Was bedeutet das für die Praxis?

Heute gibt es etliche neu errichtete „Smart Factories“, die viele Grundprinzipien von Industrie 4.0 bereits umsetzen: Plug & Produce, taktunabhängige Matrix-Produktionsarchitekturen mit konfigurierbaren Produktionszellen und kurzen Umrüstzeiten auch für kleinste Losgrößen mit großem Produktindividualisierungsgrad, variable Intralogistik kombiniert mit Echtzeitproduktionsplanung sowie lokationsbasierte Dienste für alle Werker, die Betriebsmittel und die entstehenden Produkte.

Die Positionsbestimmung in Fabrikhallen ist mithilfe KI-basierter visueller SLAM-Verfahren für mobile Systeme wie autonome Gabelstapler stark verbessert worden. Durch die hochparallele Ausführung neuronaler Verfahren auf sehr leistungsfähigen Grafikkarten – sogenanntes GPU-Computing – wurde die notwendige Erkennung von Landmarken signifikant verbessert, um eine freie Navigation mobiler Roboter zu ermöglichen.

Allerdings sind wir weit davon entfernt, dass in allen Unternehmen und Branchen Industrie 4.0 umgesetzt ist.

Konnte das 2011 verkündete Ziel, dass Deutschland bis zum Jahr 2020 Leitanbieter für Komponenten zur Realisierung cyber-physischer Produktionssysteme sein wird, erreicht werden?

Ja, unsere klassischen Fabrikausrüster wie Siemens, Bosch-Rexroth und ABB, aber noch stärker die vielen Hidden Champions aus dem Mittelstand waren die ersten Lösungsanbieter und haben immer noch einen Vorsprung von ein bis zwei Jahren. Sie werden weltweit keine Smart Factory finden, in der nicht eine Vielzahl von Software- und Hardwarekomponenten von deutschen Firmen stammt.

Und wie sieht es mit der US-Industrie aus, die mit dem Industrial Internet Consortium lange als ernster Konkurrent für die Deutsche Plattform Industrie 4.0 betracht wurde?

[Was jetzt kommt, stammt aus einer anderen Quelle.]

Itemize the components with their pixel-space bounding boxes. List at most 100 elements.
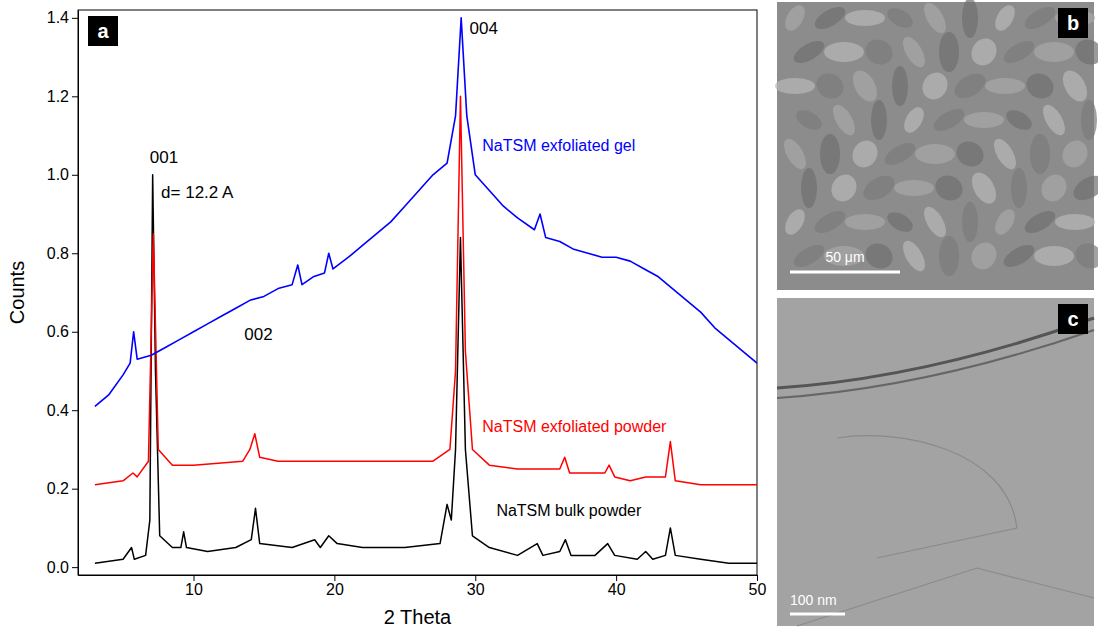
y-tick: 0.4 <box>47 402 78 419</box>
texture <box>1069 171 1098 205</box>
y-tick: 1.0 <box>47 166 78 183</box>
y-tick: 0.0 <box>47 559 78 576</box>
y-tick-label: 0.2 <box>47 480 69 497</box>
x-tick-mark <box>475 575 476 581</box>
texture <box>967 34 1002 70</box>
y-tick-mark <box>72 18 78 19</box>
texture <box>967 238 1002 274</box>
texture <box>1021 3 1058 34</box>
series-line <box>95 96 757 484</box>
series-label: NaTSM exfoliated gel <box>482 137 635 154</box>
texture <box>824 246 864 266</box>
texture <box>811 207 848 238</box>
texture <box>1081 100 1097 140</box>
peak-annotation: 004 <box>470 19 498 38</box>
peak-annotation: d= 12.2 A <box>161 183 234 202</box>
texture <box>920 203 951 240</box>
scale-bar-label: 50 μm <box>825 249 864 265</box>
x-tick-mark <box>757 575 758 581</box>
y-tick: 0.8 <box>47 245 78 262</box>
y-axis: 0.0 0.2 0.4 0.6 0.8 1.0 1.2 1.4 <box>47 9 79 575</box>
panel-letter: c <box>1058 304 1088 334</box>
texture <box>1021 207 1058 238</box>
texture <box>797 568 1094 626</box>
texture <box>812 69 848 104</box>
y-tick: 0.6 <box>47 323 78 340</box>
x-axis: 1020304050 <box>79 575 767 598</box>
x-tick: 20 <box>326 575 344 598</box>
texture <box>811 3 848 34</box>
texture <box>777 318 1094 388</box>
texture <box>1034 42 1074 62</box>
micrograph: 100 nm <box>777 298 1094 626</box>
texture <box>827 170 862 206</box>
texture <box>790 37 827 68</box>
texture <box>775 78 815 94</box>
texture <box>967 168 1001 207</box>
figure: 10203040500.00.20.40.60.81.01.21.42 Thet… <box>0 0 1098 634</box>
texture <box>962 202 978 242</box>
texture <box>845 214 885 230</box>
x-tick: 10 <box>185 575 203 598</box>
panel-letter: b <box>1058 8 1088 38</box>
x-tick-mark <box>616 575 617 581</box>
texture <box>781 2 809 34</box>
texture <box>884 208 916 236</box>
image-area <box>777 298 1094 626</box>
texture <box>781 206 809 238</box>
y-tick-label: 0.6 <box>47 323 69 340</box>
x-axis-line <box>79 575 758 576</box>
y-tick-label: 0.8 <box>47 245 69 262</box>
peak-annotation: 001 <box>150 148 178 167</box>
y-tick: 0.2 <box>47 480 78 497</box>
y-tick-label: 0.0 <box>47 559 69 576</box>
texture <box>985 78 1025 94</box>
texture <box>790 241 827 272</box>
x-tick-label: 50 <box>749 581 767 598</box>
panel-letter-text: c <box>1067 308 1078 330</box>
scale-bar <box>790 271 900 274</box>
x-tick: 30 <box>467 575 485 598</box>
scale-bar-label: 100 nm <box>790 592 837 608</box>
x-tick-label: 10 <box>185 581 203 598</box>
texture <box>991 2 1019 34</box>
y-tick-mark <box>72 96 78 97</box>
texture <box>881 139 918 170</box>
texture <box>894 180 934 196</box>
texture <box>793 106 825 134</box>
x-tick: 50 <box>749 575 767 598</box>
y-tick-label: 1.2 <box>47 88 69 105</box>
texture <box>899 237 930 274</box>
y-tick-label: 1.4 <box>47 9 69 26</box>
texture <box>899 33 930 70</box>
texture <box>848 136 883 172</box>
labels: NaTSM bulk powderNaTSM exfoliated powder… <box>150 19 667 520</box>
y-tick-label: 0.4 <box>47 402 69 419</box>
image-area <box>777 2 1094 290</box>
y-tick-mark <box>72 175 78 176</box>
series-label: NaTSM exfoliated powder <box>482 418 667 435</box>
texture <box>962 0 978 38</box>
texture <box>1071 239 1098 274</box>
texture <box>1039 101 1070 138</box>
panel-letter-box <box>88 16 118 46</box>
x-tick-mark <box>194 575 195 581</box>
texture <box>991 206 1019 238</box>
texture <box>1071 35 1098 70</box>
scale-bar <box>790 613 845 616</box>
texture <box>1000 37 1037 68</box>
y-tick-label: 1.0 <box>47 166 69 183</box>
texture <box>1037 170 1072 206</box>
panel-letter-box <box>1058 304 1088 334</box>
texture <box>931 171 967 206</box>
x-tick-label: 30 <box>467 581 485 598</box>
panel-letter-text: a <box>97 20 109 42</box>
texture <box>777 330 1094 398</box>
texture <box>845 10 885 26</box>
texture <box>952 137 988 172</box>
texture <box>920 0 951 37</box>
panel-letter-box <box>1058 8 1088 38</box>
peak-annotation: 002 <box>244 325 272 344</box>
texture <box>900 104 928 136</box>
x-tick-label: 20 <box>326 581 344 598</box>
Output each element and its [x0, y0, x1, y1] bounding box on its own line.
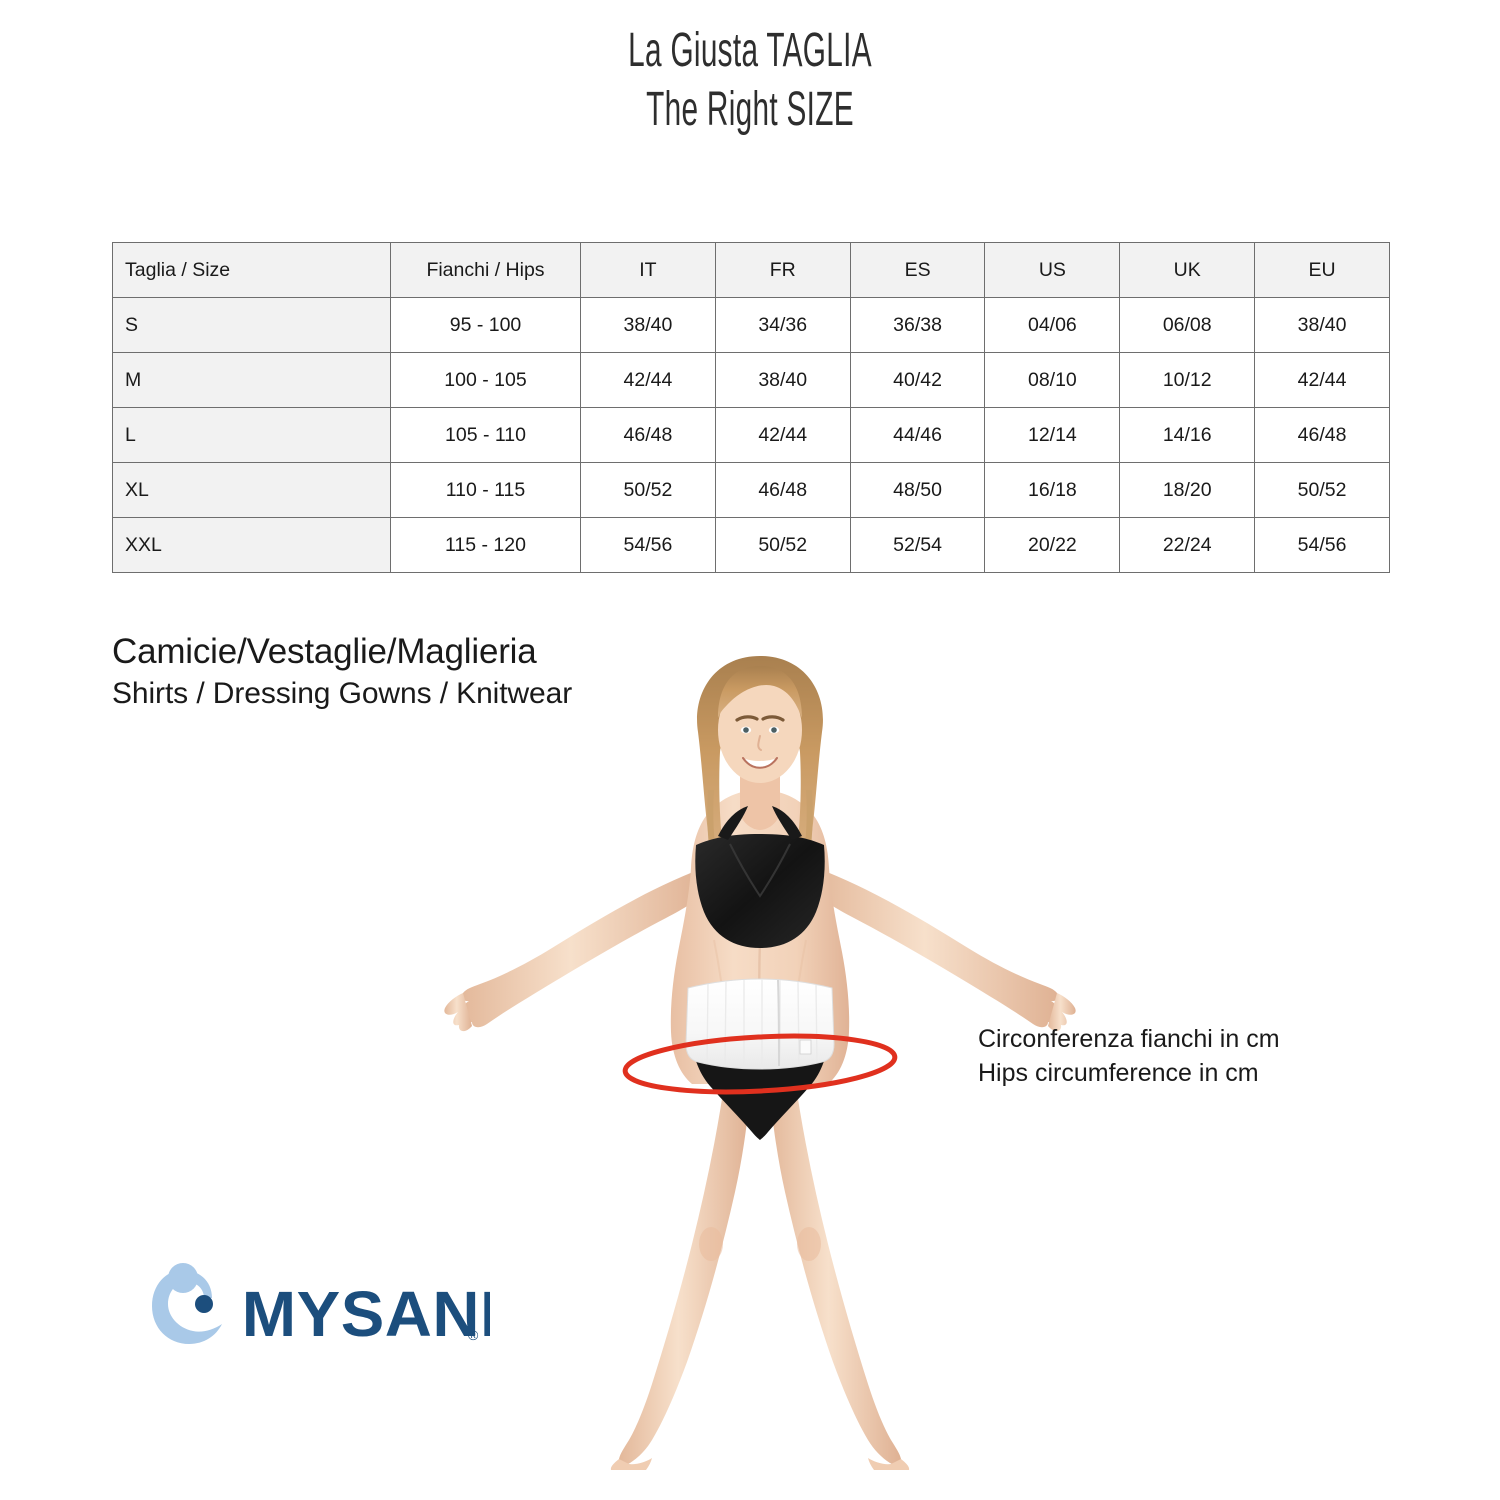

Der Angriff amerikanischer Unternehmen mit dem „Industrial Internet“ war zu kurz gesprungen, weil die reine Aufrüstung der Vernetzungs- und Kommunikationsinfrastruktur zwar eine Voraussetzung, aber keineswegs schon die Lösung für Industrie 4.0 darstellt. Auch IoT-Plattformen sind ohne semantisch codiertes Domänenwissen von exzellenten Ingenieuren und Facharbeitern, intelligente Steuerungen und digitale Zwillinge noch keine Lösungen für disruptive Fabrikmodelle.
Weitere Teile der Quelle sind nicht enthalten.